Jobmanager处理消息--SubmitJob消息

Jobmanager处理SubmitJob

先将submitJob的主要步骤总结写在开头,然后一步步分析。

  • 1,通过JobGraph生成ExecutionGraph;
  • 2,恢复状态CheckpointedState,或者Savepoint;
  • 3,提交Execution给Scheduler进行调度;
    • 3.1 获取ExecutionGraph中所有vertice,并为其分配slot资源;
    • 3.2 通知TaskManager,将每个vertice部署在分配好的资源中。

下面一步一步分析:

1,通过JobGraph生成ExecutionGraph

  • jobManager接收到SubmitJob消息后,生成了一个jobInfo对象装载job信息,然后调用submitJob方法。
case SubmitJob(jobGraph, listeningBehaviour) =>
      val client = sender()
      val jobInfo = new JobInfo(client, listeningBehaviour, System.currentTimeMillis(),
        jobGraph.getSessionTimeout)
      submitJob(jobGraph, jobInfo)
  • 深入submitJob方法,首先判断jobGraph是否为空,如果为空,返回JobResultFailure消息;
if (jobGraph == null) {
      jobInfo.notifyClients(
        decorateMessage(JobResultFailure(
          new SerializedThrowable(
            new JobSubmissionException(null, "JobGraph must not be null.")))))
}
  • 接着向类库缓存管理器注册该Job相关的库文件、类路径;必须确保该步骤在第一步执行,因为后续产生任何异常可以确保上传的类库和Jar等成功从类库缓存管理器移除。
libraryCacheManager.registerJob(
            jobGraph.getJobID, jobGraph.getUserJarBlobKeys, jobGraph.getClasspaths)
  • 接下来是获得用户代码的类加载器classLoader以及发生失败时的重启策略restartStrategy;
val userCodeLoader = libraryCacheManager.getClassLoader(jobGraph.getJobID)
...
val restartStrategy =
    Option(jobGraph.getSerializedExecutionConfig()
        .deserializeValue(userCodeLoader)
        .getRestartStrategy())
        .map(RestartStrategyFactory.createRestartStrategy)
        .filter(p => p != null) match {
        case Some(strategy) => strategy
        case None => restartStrategyFactory.createRestartStrategy()
	}
  • 接着,获取ExecutionGraph对象的实例。首先尝试从缓存中查找,如果缓存中存在则直接返回,否则直接创建然后加入缓存;
val registerNewGraph = currentJobs.get(jobGraph.getJobID) match {
    case Some((graph, currentJobInfo)) =>
    	executionGraph = graph
    	currentJobInfo.setLastActive()
    	false
    case None =>
    	true
}

val allocationTimeout: Long = flinkConfiguration.getLong(
	JobManagerOptions.SLOT_REQUEST_TIMEOUT)

val resultPartitionLocationTrackerProxy: ResultPartitionLocationTrackerProxy =
	new ResultPartitionLocationTrackerProxy(flinkConfiguration)

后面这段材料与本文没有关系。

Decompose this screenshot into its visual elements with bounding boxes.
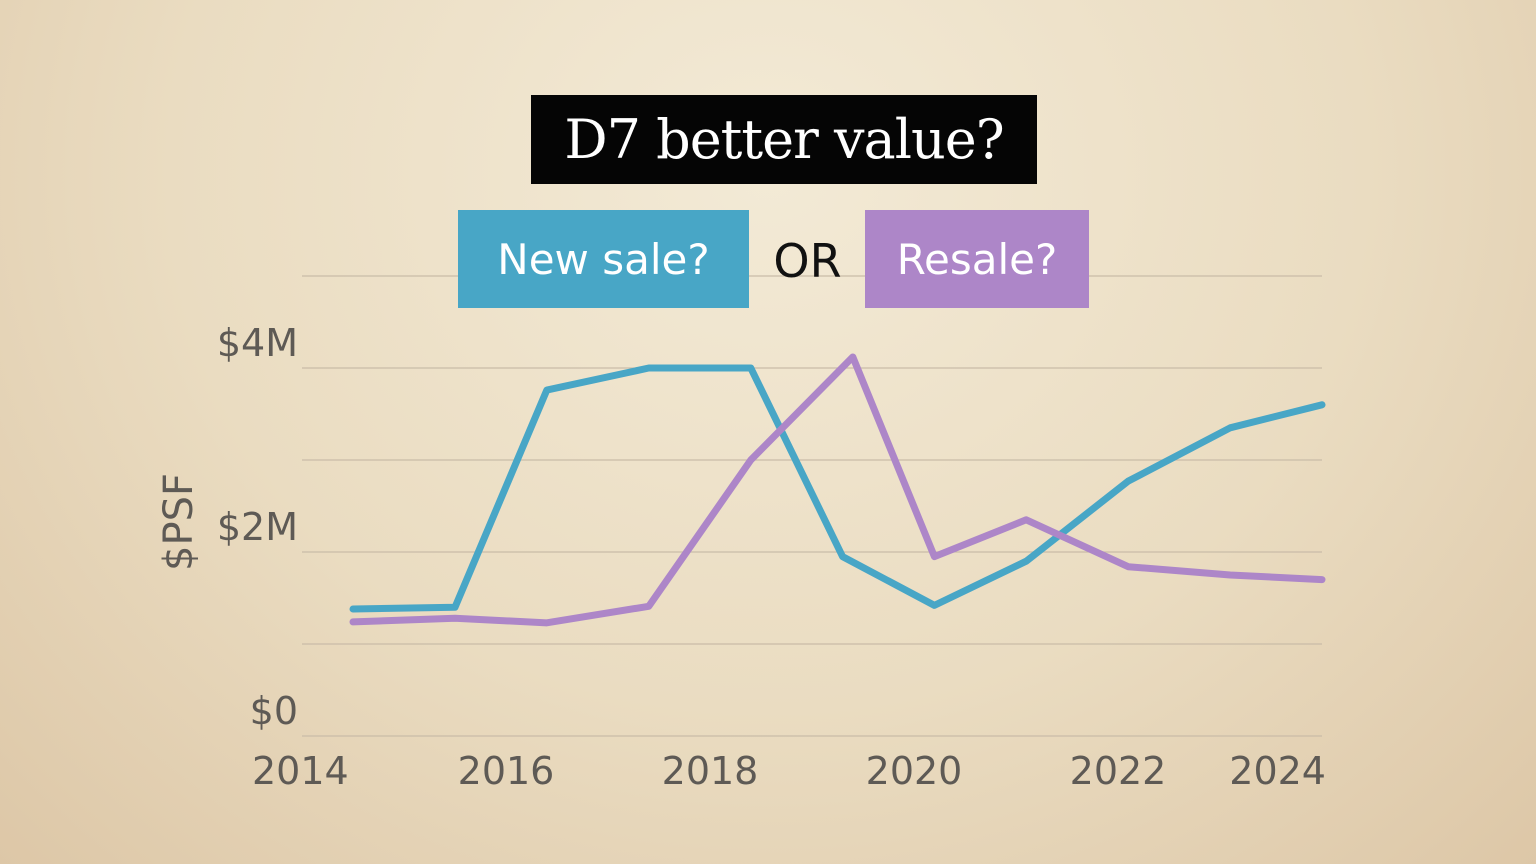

executionGraph = ExecutionGraphBuilder.buildGraph(
    executionGraph,
    jobGraph,
    flinkConfiguration,
    futureExecutor,
    ioExecutor,
    scheduler,
    userCodeLoader,
    checkpointRecoveryFactory,
    Time.of(timeout.length, timeout.unit),
    restartStrategy,
    jobMetrics,
    numSlots,
    blobServer,
    resultPartitionLocationTrackerProxy,
    Time.milliseconds(allocationTimeout),
    log.logger)
...
//加入缓存
if (registerNewGraph) {
   currentJobs.put(jobGraph.getJobID, (executionGraph, jobInfo))
}
  • 接着根据配置生成带有graphManagerPlugin的graphManager(后面需要用到这个),和operationLogManager;
val conf = new Configuration(jobGraph.getJobConfiguration)
conf.addAll(jobGraph.getSchedulingConfiguration)
val graphManagerPlugin = GraphManagerPluginFactory.createGraphManagerPlugin(
	jobGraph.getSchedulingConfiguration, userCodeLoader)
val operationLogManager = new OperationLogManager(
	OperationLogStoreLoader.loadOperationLogStore(jobGraph.getJobID(), conf))
val graphManager =
	new GraphManager(graphManagerPlugin, null, operationLogManager, executionGraph)
graphManager.open(jobGraph, new SchedulingConfig(conf, userCodeLoader))
executionGraph.setGraphManager(graphManager)
operationLogManager.start()
  • 注册Job状态变化的事件回调给jobmanager自己;
executionGraph.registerJobStatusListener(
          new StatusListenerMessenger(self, leaderSessionID.orNull))
  • 注册整个job状态变化事件回调和单个task状态变化回调给client;
jobInfo.clients foreach {
    // the sender wants to be notified about state changes
    case (client, ListeningBehaviour.EXECUTION_RESULT_AND_STATE_CHANGES) =>
    	val listener  = new StatusListenerMessenger(client, leaderSessionID.orNull)
    	executionGraph.registerExecutionListener(listener)
    	executionGraph.registerJobStatusListener(listener)
    case _ => // do nothing
}
  • 生成executionGraph细节在另一个文章中分析,获取executionGraph之后,如何提交job?继续看;

2,恢复状态CheckpointedState,或者Savepoint

  • 如果是恢复的job,从最新的checkpoint中恢复;
if (isRecovery) {
    // this is a recovery of a master failure (this master takes over)
    executionGraph.restoreLatestCheckpointedState(false, false)
}
  • 或者获取savepoint配置,如果配置了savepoint,便从savepoint中恢复;
val savepointSettings = jobGraph.getSavepointRestoreSettings
if (savepointSettings.restoreSavepoint()) {
    try {
        val savepointPath = savepointSettings.getRestorePath()
        val allowNonRestored = savepointSettings.allowNonRestoredState()
        val resumeFromLatestCheckpoint = savepointSettings.resumeFromLatestCheckpoint()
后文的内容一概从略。